Attendees came from different parts of Orange County, different ethnic backgrounds, and economic levels. Since Brittany, Courtney, and Paredes speak Spanish, they provided simultaneous Spanish translation to three attendees during the workshop. The students prepared the material provided to parents, helped research different areas of the law, and presented on those subjects.
Courtney, who joined the clinic because she was looking for a more hands-on experience in law school, was pleased with the result of the trainings. "It was such a confidence booster to get up and speak in front of a group of parents, some of whom are actually lawyers, on a subject I now know well," she says. "Being able to apply what I’ve learned in practice is very fulfilling."
Her sister Brittany, who previously tutored special needs children, enrolled in the clinic to hone her client-interaction skills. "One of the highlights of this semester was that one of my clients with Down syndrome was mainstreamed in a few classes and is now doing really well with the other kids," she says. "Mainstreaming" is the term for when a special needs student is placed in a classroom with non-special needs children.

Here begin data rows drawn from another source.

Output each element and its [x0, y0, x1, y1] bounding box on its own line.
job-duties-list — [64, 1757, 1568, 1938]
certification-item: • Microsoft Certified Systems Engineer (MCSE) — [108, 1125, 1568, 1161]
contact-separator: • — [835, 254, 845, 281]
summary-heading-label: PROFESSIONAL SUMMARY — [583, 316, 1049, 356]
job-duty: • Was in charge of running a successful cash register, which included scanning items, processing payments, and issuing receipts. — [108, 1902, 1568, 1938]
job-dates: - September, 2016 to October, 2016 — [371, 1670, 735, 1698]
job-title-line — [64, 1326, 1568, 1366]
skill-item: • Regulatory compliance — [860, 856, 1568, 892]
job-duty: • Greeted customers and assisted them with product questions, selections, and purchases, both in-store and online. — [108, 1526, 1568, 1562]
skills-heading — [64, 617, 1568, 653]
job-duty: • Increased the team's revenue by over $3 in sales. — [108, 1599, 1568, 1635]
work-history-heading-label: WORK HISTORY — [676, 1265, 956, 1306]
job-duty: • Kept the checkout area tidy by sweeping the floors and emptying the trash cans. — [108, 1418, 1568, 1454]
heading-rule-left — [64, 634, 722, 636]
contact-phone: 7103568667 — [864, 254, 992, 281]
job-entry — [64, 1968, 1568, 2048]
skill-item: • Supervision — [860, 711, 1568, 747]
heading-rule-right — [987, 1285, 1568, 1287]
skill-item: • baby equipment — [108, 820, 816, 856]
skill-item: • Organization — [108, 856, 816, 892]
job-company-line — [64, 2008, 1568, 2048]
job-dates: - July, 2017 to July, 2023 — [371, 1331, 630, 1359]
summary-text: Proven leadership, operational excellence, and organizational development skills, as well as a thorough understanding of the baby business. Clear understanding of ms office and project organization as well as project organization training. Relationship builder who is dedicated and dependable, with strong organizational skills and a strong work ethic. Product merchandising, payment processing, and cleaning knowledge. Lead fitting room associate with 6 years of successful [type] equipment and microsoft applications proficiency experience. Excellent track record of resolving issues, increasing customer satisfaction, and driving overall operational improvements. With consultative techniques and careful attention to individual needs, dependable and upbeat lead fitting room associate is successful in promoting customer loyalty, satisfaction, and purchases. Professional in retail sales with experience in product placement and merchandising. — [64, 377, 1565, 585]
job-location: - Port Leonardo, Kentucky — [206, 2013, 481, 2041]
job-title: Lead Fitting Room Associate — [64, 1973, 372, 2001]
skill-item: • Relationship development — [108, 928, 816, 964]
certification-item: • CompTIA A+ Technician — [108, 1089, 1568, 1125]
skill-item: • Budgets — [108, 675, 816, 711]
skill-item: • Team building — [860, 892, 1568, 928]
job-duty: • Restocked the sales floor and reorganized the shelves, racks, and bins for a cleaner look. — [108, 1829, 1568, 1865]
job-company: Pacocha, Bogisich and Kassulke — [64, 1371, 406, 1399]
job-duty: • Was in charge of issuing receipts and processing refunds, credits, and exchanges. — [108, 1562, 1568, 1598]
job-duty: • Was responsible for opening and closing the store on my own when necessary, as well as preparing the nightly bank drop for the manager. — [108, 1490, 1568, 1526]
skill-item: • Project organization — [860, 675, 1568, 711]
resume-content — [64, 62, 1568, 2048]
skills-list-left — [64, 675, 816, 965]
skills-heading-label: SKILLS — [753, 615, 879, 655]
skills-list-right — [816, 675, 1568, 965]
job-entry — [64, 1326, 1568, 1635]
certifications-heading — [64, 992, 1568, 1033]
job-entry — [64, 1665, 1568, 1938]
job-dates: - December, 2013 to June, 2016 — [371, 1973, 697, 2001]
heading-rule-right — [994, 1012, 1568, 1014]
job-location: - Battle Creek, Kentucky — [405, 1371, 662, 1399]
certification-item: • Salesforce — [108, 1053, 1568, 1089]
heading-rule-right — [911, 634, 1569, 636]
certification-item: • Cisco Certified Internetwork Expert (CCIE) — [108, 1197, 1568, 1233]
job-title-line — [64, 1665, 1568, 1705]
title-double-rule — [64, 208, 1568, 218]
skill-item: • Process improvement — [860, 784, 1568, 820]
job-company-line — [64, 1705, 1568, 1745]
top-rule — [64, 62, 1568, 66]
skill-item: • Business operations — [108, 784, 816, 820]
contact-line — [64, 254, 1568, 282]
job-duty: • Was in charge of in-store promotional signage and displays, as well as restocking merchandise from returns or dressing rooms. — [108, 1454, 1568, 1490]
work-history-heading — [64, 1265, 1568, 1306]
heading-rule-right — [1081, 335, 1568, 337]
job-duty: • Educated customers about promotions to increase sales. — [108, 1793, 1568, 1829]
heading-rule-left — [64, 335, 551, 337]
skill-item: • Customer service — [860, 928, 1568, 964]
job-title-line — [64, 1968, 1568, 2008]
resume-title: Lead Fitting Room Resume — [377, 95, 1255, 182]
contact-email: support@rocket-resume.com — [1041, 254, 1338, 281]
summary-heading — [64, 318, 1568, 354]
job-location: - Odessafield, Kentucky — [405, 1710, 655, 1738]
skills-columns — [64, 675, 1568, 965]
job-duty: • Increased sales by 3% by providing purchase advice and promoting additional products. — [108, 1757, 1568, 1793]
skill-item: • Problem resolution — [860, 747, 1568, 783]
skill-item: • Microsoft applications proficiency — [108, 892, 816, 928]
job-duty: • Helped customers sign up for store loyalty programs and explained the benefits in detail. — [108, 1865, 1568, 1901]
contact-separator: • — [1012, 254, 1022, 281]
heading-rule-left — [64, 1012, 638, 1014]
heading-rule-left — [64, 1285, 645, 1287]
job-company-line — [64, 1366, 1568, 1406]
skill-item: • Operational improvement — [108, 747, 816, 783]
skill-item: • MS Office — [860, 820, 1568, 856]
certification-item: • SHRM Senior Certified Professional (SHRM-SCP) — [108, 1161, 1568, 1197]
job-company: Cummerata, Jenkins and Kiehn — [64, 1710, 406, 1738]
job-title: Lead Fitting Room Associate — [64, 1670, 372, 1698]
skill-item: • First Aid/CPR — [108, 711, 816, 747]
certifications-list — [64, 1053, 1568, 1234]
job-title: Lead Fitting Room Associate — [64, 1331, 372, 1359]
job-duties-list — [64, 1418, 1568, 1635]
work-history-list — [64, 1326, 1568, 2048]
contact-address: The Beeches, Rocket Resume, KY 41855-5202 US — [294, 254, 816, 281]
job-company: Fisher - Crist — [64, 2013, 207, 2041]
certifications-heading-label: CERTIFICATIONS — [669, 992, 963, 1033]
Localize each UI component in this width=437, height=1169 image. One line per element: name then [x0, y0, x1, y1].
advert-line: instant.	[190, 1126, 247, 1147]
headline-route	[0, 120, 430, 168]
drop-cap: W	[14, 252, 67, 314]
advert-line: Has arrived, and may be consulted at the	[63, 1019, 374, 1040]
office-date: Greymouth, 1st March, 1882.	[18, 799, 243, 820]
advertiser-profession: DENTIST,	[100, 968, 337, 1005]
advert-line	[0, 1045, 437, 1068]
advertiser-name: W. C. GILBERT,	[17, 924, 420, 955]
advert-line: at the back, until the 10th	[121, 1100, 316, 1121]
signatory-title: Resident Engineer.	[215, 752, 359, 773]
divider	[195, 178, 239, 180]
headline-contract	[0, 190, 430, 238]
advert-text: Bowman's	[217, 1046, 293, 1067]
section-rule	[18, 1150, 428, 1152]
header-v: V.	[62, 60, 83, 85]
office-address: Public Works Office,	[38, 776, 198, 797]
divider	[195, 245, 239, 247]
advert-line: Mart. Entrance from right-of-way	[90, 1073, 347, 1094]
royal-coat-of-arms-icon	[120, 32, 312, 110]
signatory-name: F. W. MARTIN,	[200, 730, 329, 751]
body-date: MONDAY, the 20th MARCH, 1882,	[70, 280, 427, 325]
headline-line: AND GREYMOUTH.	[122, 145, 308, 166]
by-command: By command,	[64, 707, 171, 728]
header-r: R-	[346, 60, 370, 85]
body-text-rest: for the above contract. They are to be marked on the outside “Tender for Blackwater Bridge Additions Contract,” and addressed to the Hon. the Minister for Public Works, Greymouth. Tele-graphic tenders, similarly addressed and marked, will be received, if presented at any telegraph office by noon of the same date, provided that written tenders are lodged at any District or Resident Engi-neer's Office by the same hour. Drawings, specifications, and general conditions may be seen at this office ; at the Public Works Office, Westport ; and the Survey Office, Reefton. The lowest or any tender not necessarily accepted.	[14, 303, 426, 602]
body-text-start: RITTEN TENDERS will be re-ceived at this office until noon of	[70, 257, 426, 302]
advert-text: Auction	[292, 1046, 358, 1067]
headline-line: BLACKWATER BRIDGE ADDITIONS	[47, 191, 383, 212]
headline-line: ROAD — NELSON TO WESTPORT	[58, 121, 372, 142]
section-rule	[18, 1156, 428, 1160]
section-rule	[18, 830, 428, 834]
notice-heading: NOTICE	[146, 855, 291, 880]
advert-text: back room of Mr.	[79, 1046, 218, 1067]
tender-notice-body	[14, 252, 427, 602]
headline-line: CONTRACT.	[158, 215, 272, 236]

It is an initiative that the clinic frequently fights for because it often results in significant social and educational progress for the special needs student.
"You see the real impact that our work has when you talk to the parents," says Nelson, who was pleased with the feedback from the training sessions.
One parent of child with Down syndrome said the training taught her how to shape the goals set for her daughter. "Before the trainings I had no idea on the importance of making sure my daughter's goals were measurable," she says. "I used to just get the goals handed to me and I thought I had no right to speak up about them."
After hearing the positive response from parents, the clinic plans to continue presenting the trainings at least once each semester.
In the meantime, Paredes invites law students to enroll in the clinic. "I encourage all law students to consider participating in the special education clinic," she says. "Not only do you have the opportunity to do real legal work, you know at the end of the day that you are truly helping these parents and children. With disabilities on the rise, the needs in our field are increasing every day."
The students agree that working in the clinic has been invaluable. Brittany adds, "Getting this hands-on experience dealing with clients and their emotions, this is the stuff you can't learn in the classroom."